Nevertheless in 2019 the chief influencing factor will be the Moneyval progress report. If Latvia is unable to meet its requirements, there may be problems with using foreign payment systems, which in turn would make it more expensive for Latvia to access other markets.
"If we look at the tasks for next year's government, one of the main ones remains dealing with the finance system, stability risks, as well as money laundering and terrorism financing problems," said Kazāks.
He claimed that while Latvia is taking the right measures in this area, there's very little time and therefore ambitious goals should be set and institutions should cooperate closely to meet them.
Recently a long-awaited report over AML and CTF was published, mapping out the situation in Latvia's finance sector.

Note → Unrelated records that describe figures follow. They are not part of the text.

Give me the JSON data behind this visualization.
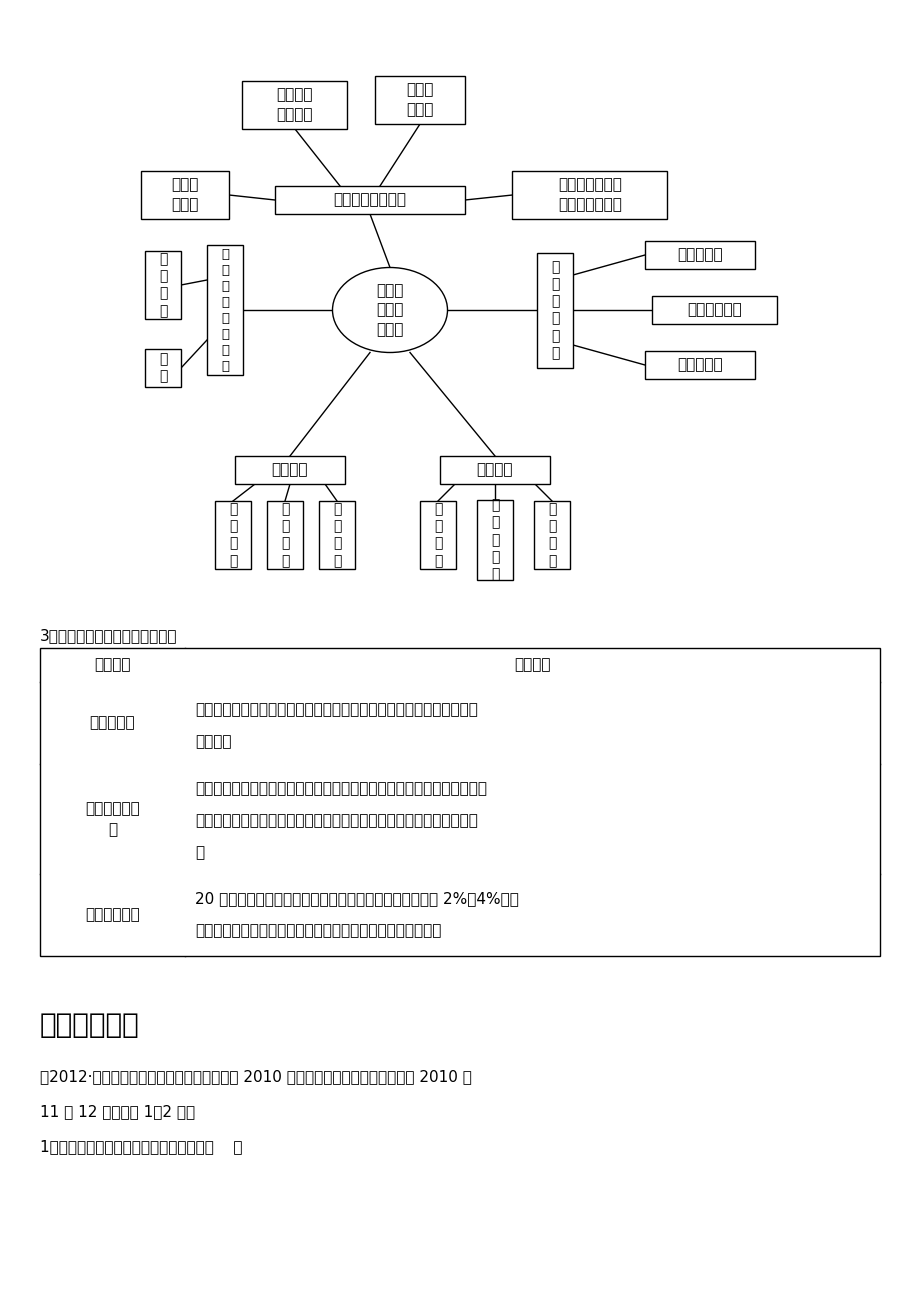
{
  "bg_color": "#ffffff",
  "text_color": "#000000",
  "section3_title": "3．全球气候变暖带来的深刻影响",
  "table_headers": [
    "影响内容",
    "具体表现"
  ],
  "table_row1_left": "海平面上升",
  "table_row1_right1": "改变海岸线，给沿海地区带来巨大影响，海拔较低的沿海地区面临被淹",
  "table_row1_right2": "没的危险",
  "table_row2_left": "资源条件的变\n化",
  "table_row2_right1": "温度和降水的变化，意味着热量资源和水资源条件的变化，并改变了水、",
  "table_row2_right2": "热资源的空间分布格局，在许多地区增加了人类开发利用自然资源的难",
  "table_row2_right3": "度",
  "table_row3_left": "自然灾害加剧",
  "table_row3_right1": "20 世纪后半叶，北半球中高纬地区的暴雨发生频率增加了 2%～4%，而",
  "table_row3_right2": "亚洲和非洲的一些地区，最近数十年干旱频率增加、强度增强",
  "section4_title": "四、堂内练习",
  "section4_text1": "（2012·安徽示范校联考）第十六届亚运会于 2010 年在中国广州举行，开幕时间为 2010 年",
  "section4_text2": "11 月 12 日。回答 1～2 题。",
  "section4_text3": "1．读下图，其中符合广州气候特点的是（    ）"
}
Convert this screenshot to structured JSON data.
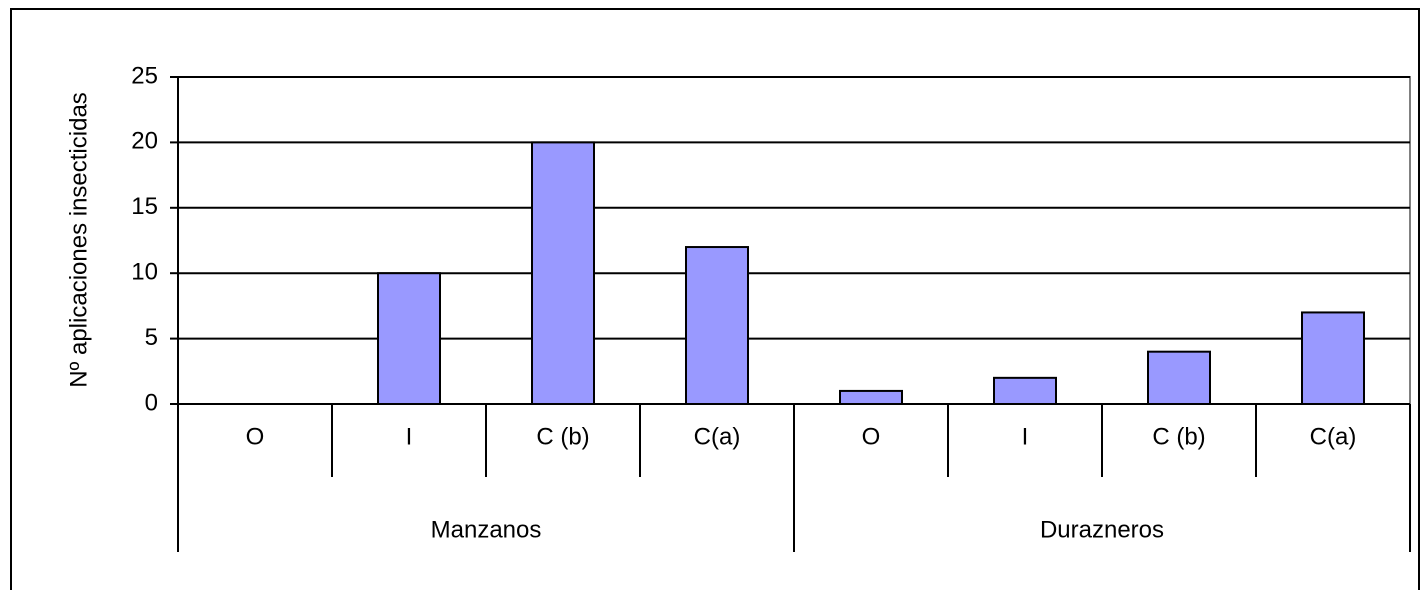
{
  "chart_data": {
    "type": "bar",
    "y_label": "Nº aplicaciones insecticidas",
    "groups": [
      {
        "name": "Manzanos",
        "categories": [
          "O",
          "I",
          "C (b)",
          "C(a)"
        ],
        "values": [
          0,
          10,
          20,
          12
        ]
      },
      {
        "name": "Durazneros",
        "categories": [
          "O",
          "I",
          "C (b)",
          "C(a)"
        ],
        "values": [
          1,
          2,
          4,
          7
        ]
      }
    ],
    "color": "#9999ff",
    "ylim": [
      0,
      25
    ],
    "yticks": [
      0,
      5,
      10,
      15,
      20,
      25
    ],
    "grid": true
  }
}
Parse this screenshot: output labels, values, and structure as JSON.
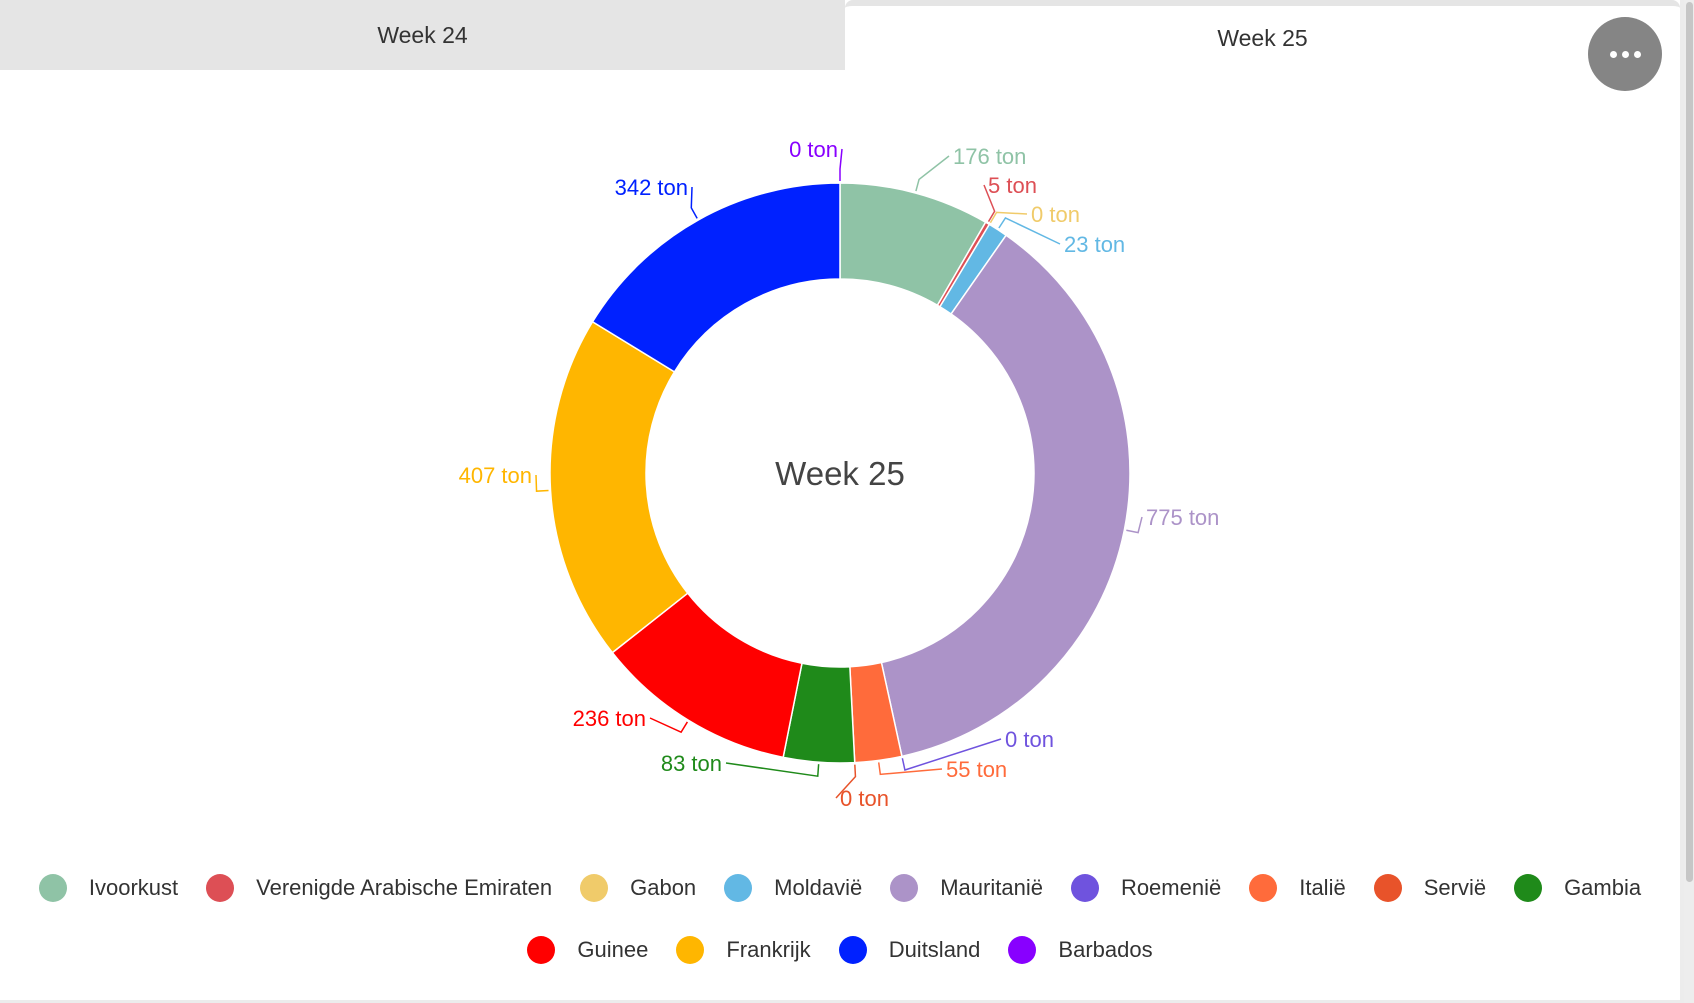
{
  "tabs": [
    {
      "label": "Week 24",
      "active": false
    },
    {
      "label": "Week 25",
      "active": true
    }
  ],
  "more_button": {
    "icon": "more-horizontal-icon"
  },
  "chart_data": {
    "type": "pie",
    "variant": "donut",
    "title": "Week 25",
    "unit": "ton",
    "categories": [
      "Ivoorkust",
      "Verenigde Arabische Emiraten",
      "Gabon",
      "Moldavië",
      "Mauritanië",
      "Roemenië",
      "Italië",
      "Servië",
      "Gambia",
      "Guinee",
      "Frankrijk",
      "Duitsland",
      "Barbados"
    ],
    "values": [
      176,
      5,
      0,
      23,
      775,
      0,
      55,
      0,
      83,
      236,
      407,
      342,
      0
    ],
    "labels": [
      "176 ton",
      "5 ton",
      "0 ton",
      "23 ton",
      "775 ton",
      "0 ton",
      "55 ton",
      "0 ton",
      "83 ton",
      "236 ton",
      "407 ton",
      "342 ton",
      "0 ton"
    ],
    "colors": [
      "#8fc3a6",
      "#dd4f55",
      "#f0cb6a",
      "#62b8e4",
      "#ac93c8",
      "#6f53de",
      "#ff6b3b",
      "#e8532a",
      "#1f8a1a",
      "#ff0000",
      "#ffb600",
      "#0021ff",
      "#8800ff"
    ],
    "legend_position": "bottom"
  }
}
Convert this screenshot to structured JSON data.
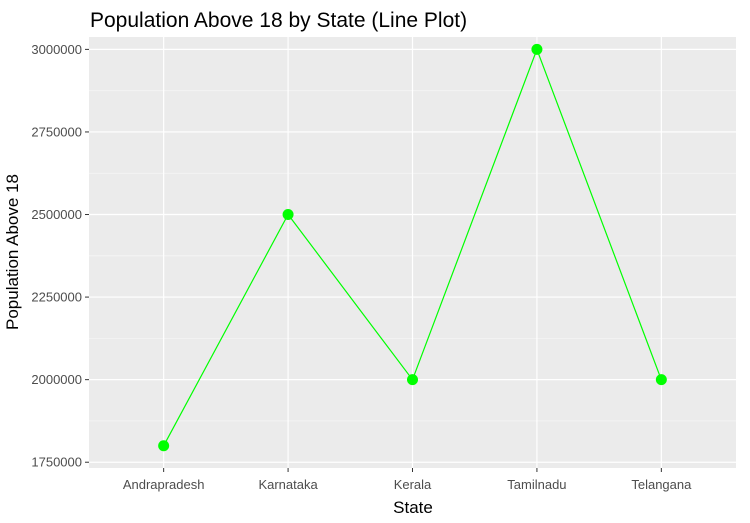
{
  "chart_data": {
    "type": "line",
    "title": "Population Above 18 by State (Line Plot)",
    "xlabel": "State",
    "ylabel": "Population Above 18",
    "categories": [
      "Andrapradesh",
      "Karnataka",
      "Kerala",
      "Tamilnadu",
      "Telangana"
    ],
    "values": [
      1800000,
      2500000,
      2000000,
      3000000,
      2000000
    ],
    "ylim": [
      1732500,
      3037500
    ],
    "yticks": [
      1750000,
      2000000,
      2250000,
      2500000,
      2750000,
      3000000
    ],
    "ytick_labels": [
      "1750000",
      "2000000",
      "2250000",
      "2500000",
      "2750000",
      "3000000"
    ],
    "grid": true,
    "colors": {
      "line": "#00FF00",
      "point": "#00FF00",
      "panel_background": "#EBEBEB",
      "grid_major": "#FFFFFF",
      "grid_minor": "#F5F5F5"
    }
  }
}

With the report, Moneyval put Latvia under further future scrutiny as it says institutions have failed to comply with recommended practices in preventing criminal proceeds from being laundered in the country.
Data for the report was collected in on-site visits late last year, well before ABLV Bank folded after being hit by US sanctions over anti-money laundering and before Latvia hastily introduced a number of initiatives designed to curb the flow of illicit proceeds.